Geopolymer concrete-filled FRP tubes: Behavior of circular and square columns under axial compression

Abstract

This paper presents the results of an experimental study on the axial compressive behavior of concrete-filled fiber-reinforced polymer (FRP) tubes (CFFTs), prepared using either ordinary Portland cement (OPC) concrete (OPCC) or fly ash-based geopolymer concrete (GPC). Thirty-six CFFTs were tested under axial compression. The effects of the type of the concrete and FRP tube material, number of FRP layers used in the FRP tube, and specimen cross-sectional shape were studied. The results suggest that the axial stress–strain behavior of CFFTs is affected by the type of concrete, with GPCFFTs developing a similar strength enhancement ratio to but a lower axial strain enhancement ratio than the companion OPCCFFTs. Owing to the higher shrinkage of the OPCC, OPCCFFTs exhibit a plateau at the transition region of their stress–strain curves, which is not seen in GPCFFTs.
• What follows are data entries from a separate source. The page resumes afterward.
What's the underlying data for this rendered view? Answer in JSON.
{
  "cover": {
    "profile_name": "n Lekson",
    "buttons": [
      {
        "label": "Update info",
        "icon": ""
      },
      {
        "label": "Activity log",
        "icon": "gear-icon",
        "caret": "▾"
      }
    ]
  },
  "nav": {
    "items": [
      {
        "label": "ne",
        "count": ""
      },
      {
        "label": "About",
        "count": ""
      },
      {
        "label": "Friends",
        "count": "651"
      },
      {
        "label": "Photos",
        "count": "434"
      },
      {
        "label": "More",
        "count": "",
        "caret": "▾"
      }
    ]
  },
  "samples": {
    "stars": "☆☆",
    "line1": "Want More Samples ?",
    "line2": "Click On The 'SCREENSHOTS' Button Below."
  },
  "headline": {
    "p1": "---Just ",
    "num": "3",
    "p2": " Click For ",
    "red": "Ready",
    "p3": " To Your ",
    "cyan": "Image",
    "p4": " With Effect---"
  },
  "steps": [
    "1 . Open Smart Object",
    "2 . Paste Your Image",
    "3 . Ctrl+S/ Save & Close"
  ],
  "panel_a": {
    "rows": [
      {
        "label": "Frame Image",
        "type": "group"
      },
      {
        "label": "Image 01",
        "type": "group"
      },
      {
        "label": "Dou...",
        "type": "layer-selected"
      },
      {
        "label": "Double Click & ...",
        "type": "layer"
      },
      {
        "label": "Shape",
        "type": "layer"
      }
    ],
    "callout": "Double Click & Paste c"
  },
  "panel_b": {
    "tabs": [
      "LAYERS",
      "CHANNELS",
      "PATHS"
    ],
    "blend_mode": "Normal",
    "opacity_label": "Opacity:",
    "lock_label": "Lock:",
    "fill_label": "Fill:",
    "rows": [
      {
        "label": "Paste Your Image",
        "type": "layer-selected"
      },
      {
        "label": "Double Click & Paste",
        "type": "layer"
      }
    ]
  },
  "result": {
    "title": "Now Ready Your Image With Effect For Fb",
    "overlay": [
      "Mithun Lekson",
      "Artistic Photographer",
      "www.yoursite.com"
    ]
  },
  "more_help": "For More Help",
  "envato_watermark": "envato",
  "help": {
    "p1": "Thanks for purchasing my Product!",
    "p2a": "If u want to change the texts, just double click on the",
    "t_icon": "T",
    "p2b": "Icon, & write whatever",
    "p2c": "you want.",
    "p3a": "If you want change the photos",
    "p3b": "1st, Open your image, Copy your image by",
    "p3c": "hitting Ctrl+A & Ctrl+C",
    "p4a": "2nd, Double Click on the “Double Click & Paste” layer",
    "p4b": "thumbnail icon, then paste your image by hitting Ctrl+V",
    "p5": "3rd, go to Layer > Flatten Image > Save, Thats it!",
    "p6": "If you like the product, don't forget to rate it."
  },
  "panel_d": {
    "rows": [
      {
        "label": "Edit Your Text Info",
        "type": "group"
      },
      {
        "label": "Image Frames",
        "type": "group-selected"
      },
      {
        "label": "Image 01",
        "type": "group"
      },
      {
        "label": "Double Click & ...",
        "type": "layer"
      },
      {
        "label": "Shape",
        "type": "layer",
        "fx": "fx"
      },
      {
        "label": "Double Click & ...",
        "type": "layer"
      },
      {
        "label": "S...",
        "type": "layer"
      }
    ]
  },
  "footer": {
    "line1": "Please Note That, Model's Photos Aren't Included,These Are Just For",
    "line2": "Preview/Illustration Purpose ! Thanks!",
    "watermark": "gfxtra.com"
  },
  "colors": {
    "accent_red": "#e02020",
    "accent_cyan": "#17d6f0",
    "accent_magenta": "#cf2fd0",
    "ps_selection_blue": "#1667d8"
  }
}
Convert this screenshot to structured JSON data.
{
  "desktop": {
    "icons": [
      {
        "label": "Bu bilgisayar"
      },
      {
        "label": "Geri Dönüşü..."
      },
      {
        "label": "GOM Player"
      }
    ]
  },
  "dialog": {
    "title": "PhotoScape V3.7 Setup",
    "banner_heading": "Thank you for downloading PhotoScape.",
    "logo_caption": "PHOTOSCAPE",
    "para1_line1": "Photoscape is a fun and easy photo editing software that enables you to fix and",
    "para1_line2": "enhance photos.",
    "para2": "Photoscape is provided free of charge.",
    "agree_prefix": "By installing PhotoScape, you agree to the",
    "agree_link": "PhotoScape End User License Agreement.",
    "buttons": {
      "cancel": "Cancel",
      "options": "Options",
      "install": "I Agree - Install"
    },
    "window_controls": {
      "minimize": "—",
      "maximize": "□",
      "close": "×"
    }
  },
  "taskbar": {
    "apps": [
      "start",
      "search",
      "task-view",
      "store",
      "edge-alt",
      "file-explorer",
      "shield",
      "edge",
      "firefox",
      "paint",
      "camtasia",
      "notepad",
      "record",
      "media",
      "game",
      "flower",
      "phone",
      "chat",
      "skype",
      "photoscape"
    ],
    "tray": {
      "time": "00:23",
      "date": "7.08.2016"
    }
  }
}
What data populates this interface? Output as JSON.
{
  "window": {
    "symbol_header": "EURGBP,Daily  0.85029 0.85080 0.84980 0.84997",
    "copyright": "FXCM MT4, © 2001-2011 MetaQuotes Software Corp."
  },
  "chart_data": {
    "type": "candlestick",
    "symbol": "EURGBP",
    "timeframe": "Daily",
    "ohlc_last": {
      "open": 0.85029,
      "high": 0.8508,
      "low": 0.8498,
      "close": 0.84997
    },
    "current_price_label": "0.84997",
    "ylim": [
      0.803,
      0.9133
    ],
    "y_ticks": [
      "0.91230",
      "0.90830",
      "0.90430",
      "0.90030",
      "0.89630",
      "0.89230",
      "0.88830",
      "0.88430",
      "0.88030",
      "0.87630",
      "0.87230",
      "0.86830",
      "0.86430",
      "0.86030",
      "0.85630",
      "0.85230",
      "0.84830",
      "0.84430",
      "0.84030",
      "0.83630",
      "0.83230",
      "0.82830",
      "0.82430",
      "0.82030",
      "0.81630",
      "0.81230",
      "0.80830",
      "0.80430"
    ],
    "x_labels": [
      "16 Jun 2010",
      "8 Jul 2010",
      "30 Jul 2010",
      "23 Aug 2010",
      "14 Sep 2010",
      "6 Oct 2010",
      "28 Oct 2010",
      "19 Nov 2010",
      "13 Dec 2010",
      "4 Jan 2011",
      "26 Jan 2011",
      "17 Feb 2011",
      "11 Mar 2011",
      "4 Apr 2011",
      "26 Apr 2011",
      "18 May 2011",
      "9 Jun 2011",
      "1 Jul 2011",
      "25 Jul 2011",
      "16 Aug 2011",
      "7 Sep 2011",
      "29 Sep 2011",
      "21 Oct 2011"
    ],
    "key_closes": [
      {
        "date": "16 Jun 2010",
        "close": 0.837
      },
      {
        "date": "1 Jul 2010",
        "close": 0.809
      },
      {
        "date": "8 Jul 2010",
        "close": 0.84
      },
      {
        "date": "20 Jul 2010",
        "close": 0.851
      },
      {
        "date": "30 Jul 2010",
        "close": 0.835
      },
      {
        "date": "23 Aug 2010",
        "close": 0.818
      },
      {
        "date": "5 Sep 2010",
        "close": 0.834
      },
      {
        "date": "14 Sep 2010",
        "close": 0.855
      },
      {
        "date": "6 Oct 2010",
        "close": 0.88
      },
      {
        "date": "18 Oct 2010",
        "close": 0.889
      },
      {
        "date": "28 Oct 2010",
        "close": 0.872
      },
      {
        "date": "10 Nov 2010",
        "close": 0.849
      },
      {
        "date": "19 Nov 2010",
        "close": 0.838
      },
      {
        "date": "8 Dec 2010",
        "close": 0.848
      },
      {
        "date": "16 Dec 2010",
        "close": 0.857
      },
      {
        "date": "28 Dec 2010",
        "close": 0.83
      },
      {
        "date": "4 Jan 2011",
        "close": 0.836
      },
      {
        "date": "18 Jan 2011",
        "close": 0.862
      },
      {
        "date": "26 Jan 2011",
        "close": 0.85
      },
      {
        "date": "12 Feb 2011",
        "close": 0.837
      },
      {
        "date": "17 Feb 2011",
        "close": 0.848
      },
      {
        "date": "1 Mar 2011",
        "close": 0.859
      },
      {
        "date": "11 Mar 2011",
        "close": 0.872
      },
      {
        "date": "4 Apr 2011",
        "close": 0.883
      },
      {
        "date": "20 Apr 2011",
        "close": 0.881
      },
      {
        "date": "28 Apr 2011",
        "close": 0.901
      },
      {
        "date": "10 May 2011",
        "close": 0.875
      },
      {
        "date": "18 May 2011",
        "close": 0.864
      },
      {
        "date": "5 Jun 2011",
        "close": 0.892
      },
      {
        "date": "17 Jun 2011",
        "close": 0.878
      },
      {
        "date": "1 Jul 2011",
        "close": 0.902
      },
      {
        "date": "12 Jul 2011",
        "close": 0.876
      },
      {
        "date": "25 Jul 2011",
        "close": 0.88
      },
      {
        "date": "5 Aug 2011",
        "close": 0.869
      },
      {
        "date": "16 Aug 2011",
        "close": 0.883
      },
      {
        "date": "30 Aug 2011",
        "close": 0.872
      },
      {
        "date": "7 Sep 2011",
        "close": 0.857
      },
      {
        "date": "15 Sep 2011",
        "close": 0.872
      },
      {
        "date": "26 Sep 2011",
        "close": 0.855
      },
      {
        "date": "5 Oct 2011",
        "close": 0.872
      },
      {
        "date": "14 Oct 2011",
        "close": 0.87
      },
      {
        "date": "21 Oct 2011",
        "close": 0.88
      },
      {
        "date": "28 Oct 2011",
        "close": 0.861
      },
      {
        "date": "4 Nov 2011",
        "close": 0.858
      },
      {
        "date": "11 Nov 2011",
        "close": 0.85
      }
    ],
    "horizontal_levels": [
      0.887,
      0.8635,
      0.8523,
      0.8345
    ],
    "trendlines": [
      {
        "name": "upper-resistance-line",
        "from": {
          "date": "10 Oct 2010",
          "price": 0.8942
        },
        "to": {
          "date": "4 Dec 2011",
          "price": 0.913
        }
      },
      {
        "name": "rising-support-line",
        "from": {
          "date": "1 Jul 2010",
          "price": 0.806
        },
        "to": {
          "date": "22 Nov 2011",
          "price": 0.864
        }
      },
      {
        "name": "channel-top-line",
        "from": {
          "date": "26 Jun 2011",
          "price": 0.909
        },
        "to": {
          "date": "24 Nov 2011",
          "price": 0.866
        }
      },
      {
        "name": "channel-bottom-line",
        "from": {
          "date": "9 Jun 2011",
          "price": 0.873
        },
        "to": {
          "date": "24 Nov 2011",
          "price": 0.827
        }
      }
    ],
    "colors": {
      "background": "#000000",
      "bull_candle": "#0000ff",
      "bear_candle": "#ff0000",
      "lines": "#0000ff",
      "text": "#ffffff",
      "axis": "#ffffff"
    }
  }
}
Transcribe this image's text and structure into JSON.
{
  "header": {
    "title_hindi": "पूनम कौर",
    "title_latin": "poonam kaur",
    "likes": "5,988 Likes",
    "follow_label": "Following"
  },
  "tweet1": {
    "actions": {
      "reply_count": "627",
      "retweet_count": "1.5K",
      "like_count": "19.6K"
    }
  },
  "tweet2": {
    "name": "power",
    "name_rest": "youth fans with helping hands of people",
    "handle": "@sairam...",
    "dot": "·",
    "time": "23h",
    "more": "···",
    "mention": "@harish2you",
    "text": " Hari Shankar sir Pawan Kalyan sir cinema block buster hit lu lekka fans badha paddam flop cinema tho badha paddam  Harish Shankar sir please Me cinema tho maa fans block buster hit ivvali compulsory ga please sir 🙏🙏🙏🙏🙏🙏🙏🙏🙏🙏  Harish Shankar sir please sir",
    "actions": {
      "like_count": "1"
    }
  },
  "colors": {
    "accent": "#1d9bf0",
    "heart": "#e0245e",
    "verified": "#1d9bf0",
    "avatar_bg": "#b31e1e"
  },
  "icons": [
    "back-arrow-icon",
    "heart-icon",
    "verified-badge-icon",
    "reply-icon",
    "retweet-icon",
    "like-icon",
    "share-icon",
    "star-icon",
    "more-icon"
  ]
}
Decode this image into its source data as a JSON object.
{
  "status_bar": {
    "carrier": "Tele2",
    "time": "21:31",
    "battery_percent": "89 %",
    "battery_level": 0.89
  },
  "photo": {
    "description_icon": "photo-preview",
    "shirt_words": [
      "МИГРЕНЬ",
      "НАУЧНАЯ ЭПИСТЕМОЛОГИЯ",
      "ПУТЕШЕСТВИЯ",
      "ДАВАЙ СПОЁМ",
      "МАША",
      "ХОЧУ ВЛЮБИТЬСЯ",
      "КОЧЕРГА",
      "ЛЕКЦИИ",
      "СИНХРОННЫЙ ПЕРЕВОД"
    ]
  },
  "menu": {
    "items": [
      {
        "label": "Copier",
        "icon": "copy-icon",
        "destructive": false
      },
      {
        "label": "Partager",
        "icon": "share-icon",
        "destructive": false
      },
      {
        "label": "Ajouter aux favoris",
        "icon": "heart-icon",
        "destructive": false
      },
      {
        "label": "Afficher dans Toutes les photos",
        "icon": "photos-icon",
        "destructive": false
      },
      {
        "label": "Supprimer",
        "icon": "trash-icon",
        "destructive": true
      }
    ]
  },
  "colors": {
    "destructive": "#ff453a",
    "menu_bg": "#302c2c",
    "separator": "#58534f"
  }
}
At a similar confinement ratio, OPCCFFTs confined with different fibers exhibit comparable strength and strain enhancement ratios, whereas slight differences are seen among GPCFFTs manufactured with different fibers. The strength and strain enhancement coefficients of both OPCC- and GPC-FFTs decrease with an increase in the thickness of FRP tube. An accurate model that was originally proposed to predict the ultimate conditions of FRP-confined conventional concrete was modified to enable the application of the model to circular and square GPCFFTs, and it is presented in the final part of the paper.